2011/06 > What is the difference between advertisement and information?
As everyone knows, the advertising of medicines is highly regulated, and even prohibited for medicines that are issued on medical prescription. This results from Article 88 §1 a) of Community Directive 2001/83 (PDF), that has been implemented in German Law.
In the case presented before the ECJ (C-316/09), the company Merckle contested the diffusion, by its competitor MSD, of information related to medicines issued on prescription, on its website. Merckle considered that by acting in this way, MSD had breached German Law and adopted an unfair behaviour. Indeed, Merckle won.
However, MSD argued, in its last appeal before the Bundesgerichtshof, that the material in question was information that was available to any consumer, since it was limited to reproduction of: the packaging of the product, the therapeutical indication and the notice of use. MSD considered that this was not advertising.
This question led the Bundesgerichtshof to postpone its judgment and to ask the ECJ to answer the following question:
“Does Article 88(1)(a) of Directive 2001/83 also prohibit advertising to the general public of the type at issue in the present case, which contains only information communicated to the competent authority under the marketing authorisation procedure for the medicinal products concerned and which, in any event, is accessible to anyone who purchases them, where that information is not presented to the person concerned without his asking for it, but is accessible on the internet only by a person who takes steps to obtain it”.
In response, the ECJ states in the first place that the concept of advertising of medicinal products adopted by the European Union legislature is very broad and may include the dissemination on the internet of information relating to medicinal products. It is, in fact, the purpose of the message which constitutes the fundamental defining characteristic of advertising, and which is the decisive factor for distinguishing advertising from mere information. the decision also highlights that examination of this purpose, promotional or not, is determined by national Courts which will have to determine it by undertaking a detailed examination of all the relevant circumstances of the case and especially, based on its behaviour and its initiatives, the intentions of the producer to promote the medicine at issue.
The court recognised that communication from a producer can cause a patient to ask his doctor to prescribe one medicine rather than another one. However, the Court considers that this situation can be to the advantage of the patient – resulting in a fruitful discussion with his doctor (who has the final decision on what to prescribe), or reducing the risk of uninformed self-medication if the notice of use is lost – if the imparted information is objective.

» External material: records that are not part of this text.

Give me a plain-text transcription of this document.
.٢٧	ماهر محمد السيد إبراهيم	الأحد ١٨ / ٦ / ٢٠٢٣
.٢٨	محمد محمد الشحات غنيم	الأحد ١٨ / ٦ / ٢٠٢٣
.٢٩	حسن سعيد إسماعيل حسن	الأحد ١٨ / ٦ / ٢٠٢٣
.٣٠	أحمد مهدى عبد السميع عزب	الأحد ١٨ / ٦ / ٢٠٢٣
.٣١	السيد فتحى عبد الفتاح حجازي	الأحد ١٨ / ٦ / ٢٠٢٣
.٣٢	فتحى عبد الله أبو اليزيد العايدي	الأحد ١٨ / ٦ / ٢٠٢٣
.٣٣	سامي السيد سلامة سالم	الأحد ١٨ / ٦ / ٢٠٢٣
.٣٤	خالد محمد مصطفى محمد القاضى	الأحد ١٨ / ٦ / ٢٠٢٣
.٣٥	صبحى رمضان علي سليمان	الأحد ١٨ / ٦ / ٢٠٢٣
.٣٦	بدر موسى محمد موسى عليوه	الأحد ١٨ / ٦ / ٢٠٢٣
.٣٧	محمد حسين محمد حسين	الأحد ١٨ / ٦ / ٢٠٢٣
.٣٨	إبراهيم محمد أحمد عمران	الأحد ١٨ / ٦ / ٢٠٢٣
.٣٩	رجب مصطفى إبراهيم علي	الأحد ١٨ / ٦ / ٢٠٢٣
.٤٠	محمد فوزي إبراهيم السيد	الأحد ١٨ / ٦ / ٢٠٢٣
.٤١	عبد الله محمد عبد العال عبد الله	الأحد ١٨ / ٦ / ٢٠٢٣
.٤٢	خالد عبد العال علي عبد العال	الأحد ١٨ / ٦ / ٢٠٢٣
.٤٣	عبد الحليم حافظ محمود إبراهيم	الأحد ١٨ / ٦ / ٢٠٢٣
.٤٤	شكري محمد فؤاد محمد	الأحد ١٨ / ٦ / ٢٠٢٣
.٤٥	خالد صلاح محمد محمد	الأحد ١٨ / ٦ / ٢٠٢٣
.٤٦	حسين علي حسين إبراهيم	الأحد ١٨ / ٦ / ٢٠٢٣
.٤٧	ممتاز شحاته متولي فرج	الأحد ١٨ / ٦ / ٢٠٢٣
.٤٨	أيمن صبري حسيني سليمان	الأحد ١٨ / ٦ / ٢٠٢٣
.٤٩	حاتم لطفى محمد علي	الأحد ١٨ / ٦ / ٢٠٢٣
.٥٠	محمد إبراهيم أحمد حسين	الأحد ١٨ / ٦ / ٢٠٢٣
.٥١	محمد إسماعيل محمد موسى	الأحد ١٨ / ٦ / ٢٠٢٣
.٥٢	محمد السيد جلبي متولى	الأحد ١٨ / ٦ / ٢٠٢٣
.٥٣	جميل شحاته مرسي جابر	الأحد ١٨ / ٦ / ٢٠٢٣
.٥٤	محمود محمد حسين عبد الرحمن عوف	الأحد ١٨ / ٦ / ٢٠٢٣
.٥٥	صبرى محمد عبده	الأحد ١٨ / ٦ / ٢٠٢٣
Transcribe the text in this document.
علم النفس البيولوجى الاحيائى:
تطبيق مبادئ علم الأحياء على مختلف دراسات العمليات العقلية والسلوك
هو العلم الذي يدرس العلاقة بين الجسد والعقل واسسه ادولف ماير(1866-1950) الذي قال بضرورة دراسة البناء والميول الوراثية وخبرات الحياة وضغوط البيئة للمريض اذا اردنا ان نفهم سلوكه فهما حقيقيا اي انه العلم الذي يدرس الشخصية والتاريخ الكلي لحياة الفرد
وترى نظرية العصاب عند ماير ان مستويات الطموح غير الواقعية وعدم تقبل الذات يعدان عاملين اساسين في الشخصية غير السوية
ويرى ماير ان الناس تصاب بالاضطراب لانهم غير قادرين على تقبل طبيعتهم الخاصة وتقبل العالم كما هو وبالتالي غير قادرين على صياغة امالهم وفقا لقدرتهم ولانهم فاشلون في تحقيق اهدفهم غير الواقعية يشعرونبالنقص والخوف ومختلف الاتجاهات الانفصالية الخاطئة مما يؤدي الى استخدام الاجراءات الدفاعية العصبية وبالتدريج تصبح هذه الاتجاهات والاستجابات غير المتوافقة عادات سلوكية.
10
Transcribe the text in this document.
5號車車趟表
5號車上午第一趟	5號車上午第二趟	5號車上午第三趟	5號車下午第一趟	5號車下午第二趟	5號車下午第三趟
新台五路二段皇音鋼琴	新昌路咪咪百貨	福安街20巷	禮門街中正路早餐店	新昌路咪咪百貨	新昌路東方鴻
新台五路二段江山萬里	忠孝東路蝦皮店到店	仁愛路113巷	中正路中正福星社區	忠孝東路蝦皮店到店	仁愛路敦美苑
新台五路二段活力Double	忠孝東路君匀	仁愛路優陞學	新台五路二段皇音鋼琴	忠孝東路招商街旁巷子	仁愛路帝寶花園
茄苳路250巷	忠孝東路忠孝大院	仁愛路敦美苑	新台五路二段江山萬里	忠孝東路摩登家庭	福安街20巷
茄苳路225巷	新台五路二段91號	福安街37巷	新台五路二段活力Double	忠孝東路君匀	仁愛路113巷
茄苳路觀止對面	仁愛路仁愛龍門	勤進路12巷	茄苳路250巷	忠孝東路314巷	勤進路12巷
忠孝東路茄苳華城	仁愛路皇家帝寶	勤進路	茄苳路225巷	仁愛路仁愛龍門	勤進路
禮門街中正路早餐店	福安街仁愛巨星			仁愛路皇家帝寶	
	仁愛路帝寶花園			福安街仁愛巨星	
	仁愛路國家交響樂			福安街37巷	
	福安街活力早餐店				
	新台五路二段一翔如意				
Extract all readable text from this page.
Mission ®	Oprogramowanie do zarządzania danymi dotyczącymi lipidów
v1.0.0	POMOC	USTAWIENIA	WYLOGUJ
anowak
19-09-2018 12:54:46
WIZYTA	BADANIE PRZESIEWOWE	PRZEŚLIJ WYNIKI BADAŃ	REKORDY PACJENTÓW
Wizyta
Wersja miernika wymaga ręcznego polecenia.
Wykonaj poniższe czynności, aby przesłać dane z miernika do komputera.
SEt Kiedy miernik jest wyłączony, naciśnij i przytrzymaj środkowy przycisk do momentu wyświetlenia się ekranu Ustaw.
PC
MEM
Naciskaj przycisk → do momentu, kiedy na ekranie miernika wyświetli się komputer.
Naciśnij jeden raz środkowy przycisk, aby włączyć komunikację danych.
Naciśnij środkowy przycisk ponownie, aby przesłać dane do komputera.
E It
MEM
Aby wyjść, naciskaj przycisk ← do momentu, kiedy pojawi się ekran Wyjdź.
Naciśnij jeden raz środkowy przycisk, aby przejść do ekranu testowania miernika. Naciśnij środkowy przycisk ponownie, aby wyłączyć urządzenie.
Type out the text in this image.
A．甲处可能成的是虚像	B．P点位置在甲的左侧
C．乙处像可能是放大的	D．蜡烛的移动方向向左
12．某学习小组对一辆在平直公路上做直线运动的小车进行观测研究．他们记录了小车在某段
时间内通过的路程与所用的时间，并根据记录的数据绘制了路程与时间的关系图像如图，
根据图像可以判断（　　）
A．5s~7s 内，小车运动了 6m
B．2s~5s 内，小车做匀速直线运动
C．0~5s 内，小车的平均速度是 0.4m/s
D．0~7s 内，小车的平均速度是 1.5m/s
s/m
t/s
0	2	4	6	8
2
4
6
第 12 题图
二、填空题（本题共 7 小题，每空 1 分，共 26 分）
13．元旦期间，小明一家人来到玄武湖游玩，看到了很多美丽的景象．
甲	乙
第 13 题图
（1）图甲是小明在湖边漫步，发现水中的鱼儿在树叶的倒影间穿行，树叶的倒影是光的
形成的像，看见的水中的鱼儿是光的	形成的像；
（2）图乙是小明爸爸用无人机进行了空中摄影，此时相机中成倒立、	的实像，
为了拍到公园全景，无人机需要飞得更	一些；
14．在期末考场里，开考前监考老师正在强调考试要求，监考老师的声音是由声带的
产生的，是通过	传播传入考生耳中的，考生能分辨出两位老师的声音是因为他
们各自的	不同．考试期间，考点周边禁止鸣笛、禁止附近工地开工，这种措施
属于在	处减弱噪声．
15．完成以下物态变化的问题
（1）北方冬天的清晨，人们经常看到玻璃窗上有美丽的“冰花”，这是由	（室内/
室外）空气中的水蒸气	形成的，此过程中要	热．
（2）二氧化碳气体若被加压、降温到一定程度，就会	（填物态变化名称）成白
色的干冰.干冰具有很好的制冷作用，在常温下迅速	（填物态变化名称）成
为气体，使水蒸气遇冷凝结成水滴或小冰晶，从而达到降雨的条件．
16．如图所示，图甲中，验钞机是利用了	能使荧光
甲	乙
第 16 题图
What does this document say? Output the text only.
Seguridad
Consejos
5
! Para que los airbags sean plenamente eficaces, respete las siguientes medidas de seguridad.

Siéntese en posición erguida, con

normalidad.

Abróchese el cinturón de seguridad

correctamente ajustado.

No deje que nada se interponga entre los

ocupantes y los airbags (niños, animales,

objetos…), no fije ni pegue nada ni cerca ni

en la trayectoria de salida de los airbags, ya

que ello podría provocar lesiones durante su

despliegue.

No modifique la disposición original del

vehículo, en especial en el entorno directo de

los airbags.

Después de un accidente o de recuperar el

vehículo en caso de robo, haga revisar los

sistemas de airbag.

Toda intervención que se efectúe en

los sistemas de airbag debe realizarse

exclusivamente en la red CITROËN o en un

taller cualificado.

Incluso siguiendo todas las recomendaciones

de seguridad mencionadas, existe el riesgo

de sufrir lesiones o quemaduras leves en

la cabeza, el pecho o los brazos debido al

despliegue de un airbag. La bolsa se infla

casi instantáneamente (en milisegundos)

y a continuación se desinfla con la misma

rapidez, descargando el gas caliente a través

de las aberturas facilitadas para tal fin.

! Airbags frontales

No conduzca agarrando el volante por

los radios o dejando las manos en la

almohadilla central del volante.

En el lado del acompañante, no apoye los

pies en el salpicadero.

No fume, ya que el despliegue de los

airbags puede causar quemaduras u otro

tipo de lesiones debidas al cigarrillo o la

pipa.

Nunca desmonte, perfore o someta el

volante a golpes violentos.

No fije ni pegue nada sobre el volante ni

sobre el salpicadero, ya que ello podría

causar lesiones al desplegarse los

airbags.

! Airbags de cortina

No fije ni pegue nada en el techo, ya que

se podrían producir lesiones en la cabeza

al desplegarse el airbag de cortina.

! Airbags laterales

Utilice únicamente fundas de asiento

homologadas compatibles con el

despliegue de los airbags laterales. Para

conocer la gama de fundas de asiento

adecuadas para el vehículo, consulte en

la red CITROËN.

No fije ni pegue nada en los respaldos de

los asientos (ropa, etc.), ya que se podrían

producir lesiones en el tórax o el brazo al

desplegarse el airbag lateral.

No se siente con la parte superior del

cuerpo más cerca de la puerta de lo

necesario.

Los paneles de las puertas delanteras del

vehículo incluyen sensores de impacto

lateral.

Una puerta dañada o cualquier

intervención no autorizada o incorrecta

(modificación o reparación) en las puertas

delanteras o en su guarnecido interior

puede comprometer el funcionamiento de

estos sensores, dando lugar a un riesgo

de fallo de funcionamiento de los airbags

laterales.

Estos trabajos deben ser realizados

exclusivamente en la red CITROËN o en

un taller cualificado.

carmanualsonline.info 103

In addition, information displayed on the packaging and the notice of use are de facto objective, since regulations prohibit any promotional element in these items and they are compulsory. Therefore, the Court concludes that “Article 88(1)(a) of Directive 2001/83/EC must be interpreted as meaning that it does not prohibit the dissemination on a website, by a pharmaceutical undertaking, of information relating to medicinal products available on medical prescription only, where that information is accessible on the website only to someone who seeks to obtain it and that dissemination consists solely in the faithful reproduction of the packaging of the medicinal product, […], and in the literal and complete reproduction of the package leaflet or the summary of the product’s characteristics, which have been approved by the authorities with competence in relation to medicinal products”. The Court specifies nevertheless that “on the other hand, the dissemination, on such a website, of information relating to a medicinal product which has been selected or rewritten by the manufacturer, which can be explained only by an advertising purpose, is prohibited”.
(Case C-316/09, 5 May 2011, MSD Sharp & Dohme GmbH v/ Merckle GmbH).
This judgment completes the decision issued on the same day in Case C-249/09, which specifies that the elements of the advertising of a medicine authorised by Article 87 §2 of the same directive encompass “quotations taken from medical journals or other scientific works which are included in advertisements for medicinal products directed at persons qualified to prescribe or supply medicines” and that they can be completed by information which does not distort them, is not misleading and encourages the rational use of the medicinal product.